The Mod is 2 bits and the Reg, Rm are 3 bits each. so, Mod = 11, Reg = 011, Rm = 000. It's straight forward here, but there is something i don't understand, which is the addressing modes and the displacement.
Look at the table and the three following instructions and their machine code.
mov [bx+0x6], ax ;894706
mov [bx+0xbf],ax ;8987BF00
mov [bx+0xffff],ax ;8947FF
Am I wrong in assuming that the displacement length in each instruction is 8bit, 8bit, 16bit, respectively?
I think I'm right because it's obvious, 0x6
and 0xbf
are 1 byte and 0xffff
is two bytes.
The question is, why the MOD field in the second instruction is 10b or 0x02
instead of 01b or 0x01
? It should be 0x01
because the displacement is 8bit displacement, isn't it? And why the MOD is 0x01
in the third instruction even though the displacement is 16bit? and why the assembler ignored the rest of the displacement and captured only 1 byte?
The size of the displacement depends on the "MOD" field (e.g. 8 bits if MOD=001b, 16 bits if MOD=010b) and is sign extended to the intended size.
This means that an instruction like mov [bx+6], ax
could be encoded as mov [bx+0x0006], ax
(with a MOD=010b and a 16 bit displacement) or it could be encoded as mov [bx+0x06], ax
(with a MOD=001b and a 8 bit displacement).
In the same way, mov [bx+65535],ax
could be encoded either way (with 8 bit displacement or 16 bit displacement); because 0xFF can be sign extended to 0xFFFF.
However; mov [bx+191],ax
can't be encoded as an 8 bit displacement, because when 191 (0xBF) is sign extended it becomes 0xFFBF, which is not equal to 191. It must use a 16 bit displacement.
Essentially; if the highest 9 bits of the full 16-bit displacement are all the same (all clear for values 0x0000 to 0x007F, or all set for values 0xFF80 to 0xFFFF) it can be encoded as an 8-bit displacement or a 16-bit displacement; otherwise it must use a 16-bit displacement.
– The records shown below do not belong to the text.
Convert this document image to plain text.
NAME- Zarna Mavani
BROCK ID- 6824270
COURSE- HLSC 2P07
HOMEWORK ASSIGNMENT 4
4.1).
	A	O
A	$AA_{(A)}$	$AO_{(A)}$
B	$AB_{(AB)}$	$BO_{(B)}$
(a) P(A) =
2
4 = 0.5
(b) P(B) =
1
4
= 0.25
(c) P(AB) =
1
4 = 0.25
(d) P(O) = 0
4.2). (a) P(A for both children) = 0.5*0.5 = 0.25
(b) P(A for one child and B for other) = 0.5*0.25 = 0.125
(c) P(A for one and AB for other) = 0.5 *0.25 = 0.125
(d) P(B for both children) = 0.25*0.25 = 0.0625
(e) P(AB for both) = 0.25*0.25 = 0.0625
When there's a choice between different encodings; a good assembler will choose the smallest possibility (and use an 8 bit displacement because it makes the instruction 1 byte shorter). An even better assembler may use the larger version if it avoids the need for padding (if following instructions need to be aligned on a certain boundary). For an example consider .align 2
then mov [bx+6], ax
then .align 2
then clc
- with the smaller (3 byte) mov
you have to insert an extra nop
instruction as padding before the clc
to ensure that instruction is aligned on a 2-byte boundary (requested by the align 2
directive), and with the larger (4 byte) mov
you don't (so it's 1 less instruction, but the same number of bytes for the resulting code).